Yesterday afternoon, I heard a muffled scuffling banging sound coming from Sean’s room. I somehow knew it was him hanging by one hand like an orangutan from the upper hang rod in his closet with the other hand blindly reaching, swiping and digging for something in the deep dark recesses of the closet. I also knew that he was standing tip toe on one foot on a precariously positioned stool that was about to tip over while he balanced his other foot on the lower hang rod, all but knocking off the fall and winter clothes I had just organized and hung there the week before.
I can’t really describe the sound to you because it’s like a dog whistle – only moms can hear it. And when moms here this sound, their ears perk up and they think, “Rut-roh. Dats not good.”
So I quickly dried my hands and dashed into his room where I found him in his closet hanging by one hand like an orangutan from the upper hang rod and desperately reaching for something buried in the back with the other hand. Just like it sounded.
“Dude, dude, dude,” I said as I pulled him off the home style uneven bars, “What are you doing?”
“I’m looking for my pirate suit,” he said.
I had in fact hung the pirate suit in the very back of the closet thinking he would forget all about it. It barely fit him when I bought it a month or two ago and it has since been washed and accidentally dried in the dryer. Nonetheless, I pulled out the pirate suit and handed it to him.

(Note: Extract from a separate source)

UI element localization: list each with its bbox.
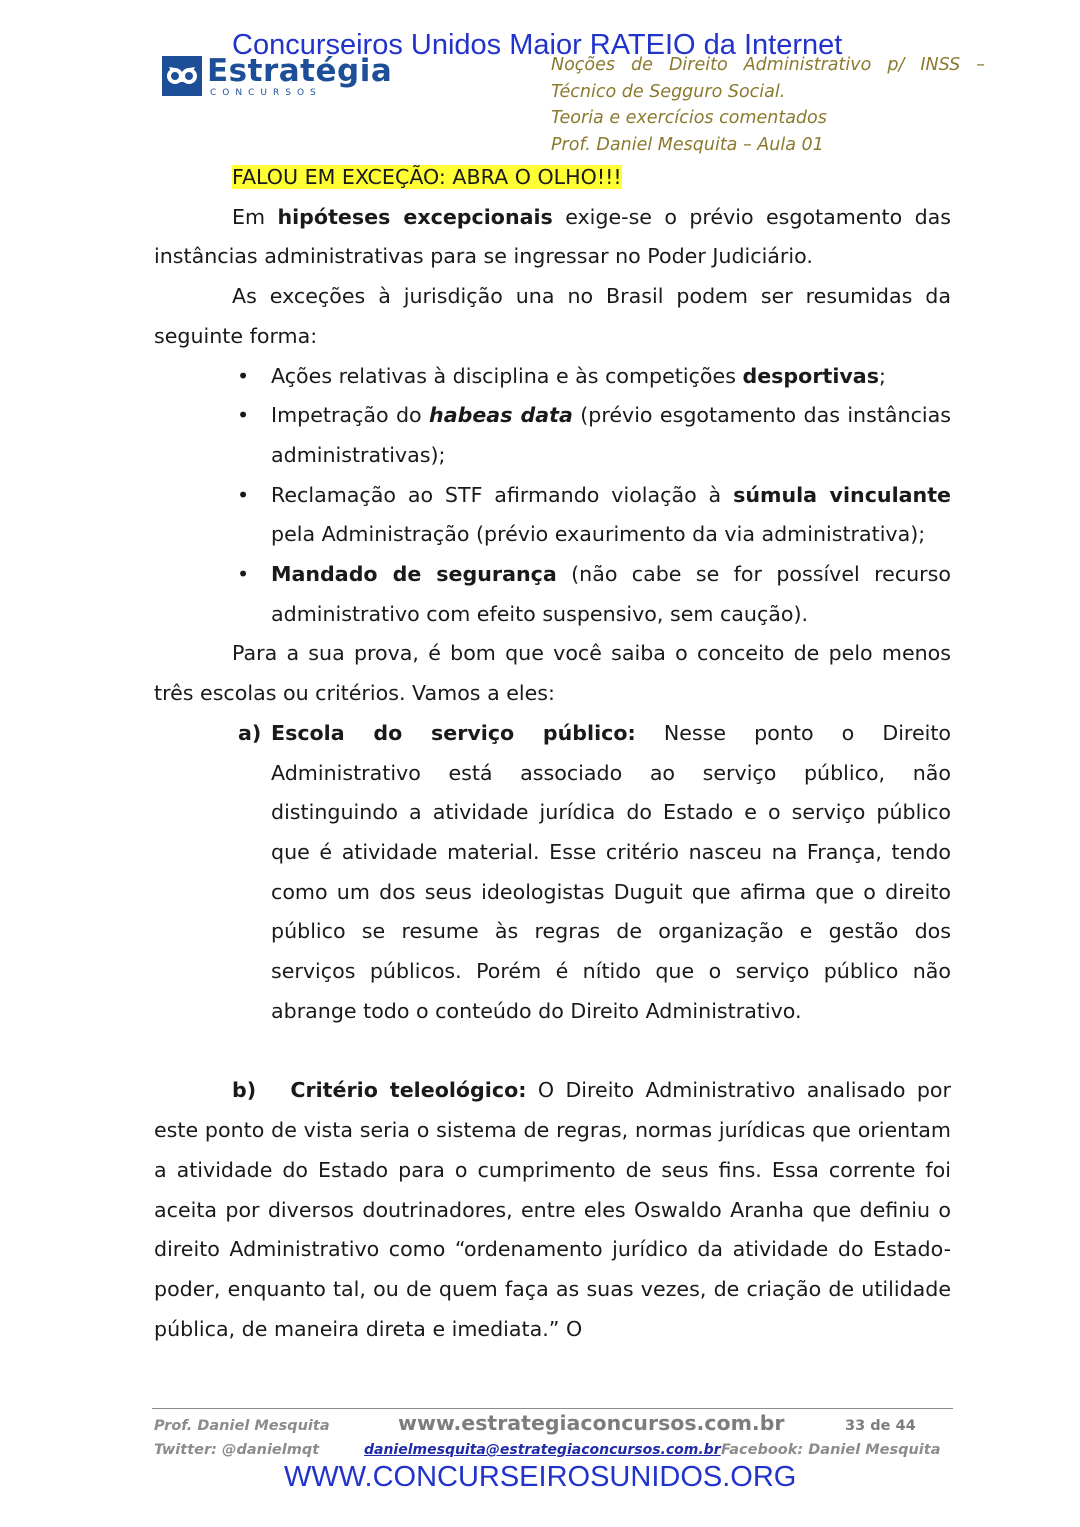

He quickly stripped down to his skivvies and wiggled into it.
“Velcro me up matey! Will ‘ya?” he ordered, turning his back to me with his hands on his hips.
“Aye aye Captain,” I said and then like a sales clerk in a bridal shop, I did my best to squeeze my too big customer into a too small costume, tucking and tugging, pulling and praying, coaxing the Velcro together with all my might.
When he turned around, he was so blindingly cute that I lost my peripheral vision and the part of the brain that does math and reasoning. I reached out to him and pulled him into my lap so we were nose to nose and was surprised when he willingly obliged. He smelled sweet and of cinnamon, like graham crackers.
“Give your mommy a hug Captain,” I ordered him.
He playfully pushed me to the ground and I pulled him into my chest and quickly hugged him before he tried to squiggle away.
But he didn’t squiggle away. Instead, he wrapped his arms around my neck, nestled into me and stayed there.
So I laid there on the floor on my back with my arms wrapped around my 4-year-old pirate boy and watched the ceiling fan go round and round. He twirled my hair and I ran my finger up and down the miraculous thing that is his spine and listened to him breathe. No words were spoken. I did not want the moment to pass because I never know when it will be the last time before he will be too busy or too big to spontaneously snuggle with his mom on the floor. Four has been sweet and funny and joyful beyond what should be legal.
Five is on the horizon and I know it will bring its own brand of joy, but I would give just about anything for more four. Please.